Decía Simone
de Beauvoir que, en la mayoría de las culturas,
las mujeres están acostumbradas a asumir el "papel
del otro", a "empatizar", a adaptarse a las
necesidades o a las circunstancias.
Mientras que muchos hombres que llegan a los países
de acogida viven este cambio como traumático por ver
peligrar los privilegios o el poder social del que gozaban
en su lugar de origen, las mujeres están más
capacitadas para adaptarse a su nuevo entorno y consecuentemente,
si se les brinda la oportunidad de hacerlo, aprenderán
con más facilidad.
La
mayor disposición de las mujeres a incorporarse a
la cultura mayoritaria del país de destino no se
hace, sin embargo, sin que experimenten un sentimiento de
identidad dual.
Si
es verdad la aserción que afirma que somos tantas
personas como idiomas hablamos, podríamos hacer extensivo
ese razonamiento a los países en los que vivimos
o hemos vivido. Nos encontraríamos así ante
una identidad cultural flexible, multicultural y enriquecedora.

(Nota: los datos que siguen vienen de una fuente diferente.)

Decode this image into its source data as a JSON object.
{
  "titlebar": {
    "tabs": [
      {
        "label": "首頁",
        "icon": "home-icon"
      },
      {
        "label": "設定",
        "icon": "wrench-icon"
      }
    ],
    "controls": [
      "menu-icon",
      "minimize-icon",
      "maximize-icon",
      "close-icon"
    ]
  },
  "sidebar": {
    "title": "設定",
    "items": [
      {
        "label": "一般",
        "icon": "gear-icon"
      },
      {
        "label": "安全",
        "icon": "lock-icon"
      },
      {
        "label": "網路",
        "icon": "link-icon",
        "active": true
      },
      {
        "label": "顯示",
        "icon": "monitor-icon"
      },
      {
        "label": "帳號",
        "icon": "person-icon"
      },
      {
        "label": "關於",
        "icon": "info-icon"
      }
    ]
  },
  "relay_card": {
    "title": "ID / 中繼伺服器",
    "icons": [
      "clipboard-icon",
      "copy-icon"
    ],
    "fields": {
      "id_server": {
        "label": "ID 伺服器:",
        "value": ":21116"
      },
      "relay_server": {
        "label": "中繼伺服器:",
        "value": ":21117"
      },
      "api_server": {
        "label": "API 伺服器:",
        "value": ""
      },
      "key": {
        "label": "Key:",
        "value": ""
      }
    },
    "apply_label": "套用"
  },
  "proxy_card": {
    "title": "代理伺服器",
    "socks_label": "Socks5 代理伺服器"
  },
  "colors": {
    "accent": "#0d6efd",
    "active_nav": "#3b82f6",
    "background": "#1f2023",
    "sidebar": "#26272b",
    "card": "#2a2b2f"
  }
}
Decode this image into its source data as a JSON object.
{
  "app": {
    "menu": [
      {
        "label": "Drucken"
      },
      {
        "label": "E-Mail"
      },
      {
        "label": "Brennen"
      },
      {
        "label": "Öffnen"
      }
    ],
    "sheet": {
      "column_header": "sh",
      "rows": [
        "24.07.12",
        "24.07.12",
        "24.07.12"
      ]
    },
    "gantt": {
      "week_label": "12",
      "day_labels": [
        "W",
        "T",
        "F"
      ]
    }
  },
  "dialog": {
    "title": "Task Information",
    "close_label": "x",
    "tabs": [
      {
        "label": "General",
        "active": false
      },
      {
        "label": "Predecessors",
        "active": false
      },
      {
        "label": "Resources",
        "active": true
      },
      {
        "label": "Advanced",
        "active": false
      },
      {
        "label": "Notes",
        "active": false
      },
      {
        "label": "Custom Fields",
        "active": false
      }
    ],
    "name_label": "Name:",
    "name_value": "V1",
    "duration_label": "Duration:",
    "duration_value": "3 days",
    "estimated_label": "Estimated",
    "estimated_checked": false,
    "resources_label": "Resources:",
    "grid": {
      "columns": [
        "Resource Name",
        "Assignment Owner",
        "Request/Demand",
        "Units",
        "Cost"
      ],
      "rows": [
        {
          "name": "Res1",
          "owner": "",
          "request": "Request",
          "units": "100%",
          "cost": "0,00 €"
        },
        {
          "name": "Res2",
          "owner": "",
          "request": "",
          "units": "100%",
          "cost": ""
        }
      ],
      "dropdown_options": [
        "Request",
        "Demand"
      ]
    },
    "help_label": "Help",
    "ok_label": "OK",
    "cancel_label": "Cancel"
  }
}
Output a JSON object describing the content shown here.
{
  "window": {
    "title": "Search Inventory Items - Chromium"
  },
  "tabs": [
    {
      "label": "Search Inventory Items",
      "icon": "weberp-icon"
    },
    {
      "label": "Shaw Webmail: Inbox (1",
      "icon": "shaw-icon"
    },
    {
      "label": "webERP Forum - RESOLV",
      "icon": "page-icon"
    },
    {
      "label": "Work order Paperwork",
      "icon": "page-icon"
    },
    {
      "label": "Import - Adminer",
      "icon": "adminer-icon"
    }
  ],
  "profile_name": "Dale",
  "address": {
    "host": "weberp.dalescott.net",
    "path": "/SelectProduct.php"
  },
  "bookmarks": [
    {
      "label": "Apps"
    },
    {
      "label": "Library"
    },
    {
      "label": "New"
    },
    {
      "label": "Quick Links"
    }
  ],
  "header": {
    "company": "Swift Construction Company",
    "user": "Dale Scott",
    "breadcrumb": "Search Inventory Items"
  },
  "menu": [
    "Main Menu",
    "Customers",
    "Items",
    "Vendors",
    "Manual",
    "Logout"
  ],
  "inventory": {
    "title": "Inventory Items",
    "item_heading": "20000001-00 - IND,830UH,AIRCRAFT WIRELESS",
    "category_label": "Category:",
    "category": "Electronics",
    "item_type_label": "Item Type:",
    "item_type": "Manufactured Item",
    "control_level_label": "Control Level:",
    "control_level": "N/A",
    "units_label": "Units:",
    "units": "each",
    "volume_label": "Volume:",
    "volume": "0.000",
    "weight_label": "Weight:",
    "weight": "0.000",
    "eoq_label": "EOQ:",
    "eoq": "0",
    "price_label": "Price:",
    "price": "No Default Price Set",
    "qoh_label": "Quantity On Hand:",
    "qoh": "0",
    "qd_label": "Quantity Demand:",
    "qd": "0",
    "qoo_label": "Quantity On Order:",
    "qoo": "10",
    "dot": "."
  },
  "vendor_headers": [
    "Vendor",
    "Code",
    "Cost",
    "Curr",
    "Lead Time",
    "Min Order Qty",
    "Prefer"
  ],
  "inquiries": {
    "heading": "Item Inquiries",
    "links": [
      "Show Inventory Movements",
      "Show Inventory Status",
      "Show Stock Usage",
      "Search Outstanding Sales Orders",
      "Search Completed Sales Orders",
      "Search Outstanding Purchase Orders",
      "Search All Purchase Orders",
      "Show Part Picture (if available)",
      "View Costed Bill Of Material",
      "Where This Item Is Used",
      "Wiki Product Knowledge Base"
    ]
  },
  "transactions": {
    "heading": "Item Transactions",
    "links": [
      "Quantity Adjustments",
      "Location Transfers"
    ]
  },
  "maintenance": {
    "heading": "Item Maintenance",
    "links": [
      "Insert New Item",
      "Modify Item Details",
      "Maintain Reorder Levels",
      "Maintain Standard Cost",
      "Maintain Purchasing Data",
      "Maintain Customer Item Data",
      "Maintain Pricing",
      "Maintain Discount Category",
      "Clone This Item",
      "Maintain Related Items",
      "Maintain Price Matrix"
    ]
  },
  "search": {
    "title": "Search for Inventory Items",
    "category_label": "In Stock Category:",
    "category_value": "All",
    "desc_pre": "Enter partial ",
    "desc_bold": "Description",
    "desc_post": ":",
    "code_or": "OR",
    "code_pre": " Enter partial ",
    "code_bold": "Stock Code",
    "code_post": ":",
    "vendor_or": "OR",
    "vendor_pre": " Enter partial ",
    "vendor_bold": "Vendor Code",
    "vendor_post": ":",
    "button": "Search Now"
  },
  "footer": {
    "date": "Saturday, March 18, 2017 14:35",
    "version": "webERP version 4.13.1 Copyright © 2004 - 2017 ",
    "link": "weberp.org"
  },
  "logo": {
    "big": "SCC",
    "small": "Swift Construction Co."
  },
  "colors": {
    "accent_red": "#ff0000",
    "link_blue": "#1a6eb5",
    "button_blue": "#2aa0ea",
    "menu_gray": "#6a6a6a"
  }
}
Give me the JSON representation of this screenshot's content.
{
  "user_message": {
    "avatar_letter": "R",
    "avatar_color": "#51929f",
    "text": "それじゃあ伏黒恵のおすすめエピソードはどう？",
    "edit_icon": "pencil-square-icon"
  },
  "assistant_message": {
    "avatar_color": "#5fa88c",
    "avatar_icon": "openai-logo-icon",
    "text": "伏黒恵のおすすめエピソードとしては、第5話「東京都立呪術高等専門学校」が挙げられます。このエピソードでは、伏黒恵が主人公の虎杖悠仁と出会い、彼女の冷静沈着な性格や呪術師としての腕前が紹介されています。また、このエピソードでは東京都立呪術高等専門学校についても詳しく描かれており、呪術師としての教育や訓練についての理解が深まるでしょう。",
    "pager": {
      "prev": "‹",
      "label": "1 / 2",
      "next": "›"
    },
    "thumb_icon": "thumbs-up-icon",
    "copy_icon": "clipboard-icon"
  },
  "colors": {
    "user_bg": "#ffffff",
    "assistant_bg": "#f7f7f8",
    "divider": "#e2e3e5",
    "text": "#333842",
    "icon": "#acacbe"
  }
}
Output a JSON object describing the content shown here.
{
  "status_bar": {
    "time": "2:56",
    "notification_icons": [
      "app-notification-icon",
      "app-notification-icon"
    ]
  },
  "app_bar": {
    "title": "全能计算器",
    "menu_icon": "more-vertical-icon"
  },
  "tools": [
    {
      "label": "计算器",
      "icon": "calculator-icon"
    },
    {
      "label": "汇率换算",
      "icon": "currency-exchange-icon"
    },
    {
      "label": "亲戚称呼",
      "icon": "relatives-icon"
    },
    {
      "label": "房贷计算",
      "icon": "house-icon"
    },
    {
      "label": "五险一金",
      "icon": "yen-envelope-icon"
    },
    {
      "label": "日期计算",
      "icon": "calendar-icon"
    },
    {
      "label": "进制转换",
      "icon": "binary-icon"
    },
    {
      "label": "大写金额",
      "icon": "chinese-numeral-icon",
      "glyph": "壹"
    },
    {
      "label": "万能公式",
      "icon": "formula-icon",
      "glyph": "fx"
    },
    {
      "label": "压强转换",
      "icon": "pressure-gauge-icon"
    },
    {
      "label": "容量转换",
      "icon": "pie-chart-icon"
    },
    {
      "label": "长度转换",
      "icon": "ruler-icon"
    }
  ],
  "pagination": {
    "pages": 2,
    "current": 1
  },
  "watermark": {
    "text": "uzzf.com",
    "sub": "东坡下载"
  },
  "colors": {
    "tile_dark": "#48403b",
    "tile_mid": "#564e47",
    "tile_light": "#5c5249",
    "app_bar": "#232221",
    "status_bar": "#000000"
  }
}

Las personas que hemos cambiado de país por una razón
u otra y nos hemos establecido en lugares distintos a nuestros
lugares de origen, hemos experimentado un proceso de transculturación.
Parafraseando
en clave de humor a Francisco Gavilán en su Guía
de malas costumbres españolas, la persona que
llega a España - o a cualquier país de destino-,
experimenta un proceso de fascinación, por el que
se queda deslumbrada, luego de desesperación en el
que se siente más extranjera que nunca y al final,
de hispanización - o de valoración- que es
cuando estima objetivamente las virtudes y los defectos
del país en comparación con el suyo. Extrapolar
esta valoración a la percepción que pueda
tener una mujer inmigrante es sin duda muy atrevido, sin
embargo en la formación de su nueva identidad dual,
intervendrán probablemente alguno de esos factores.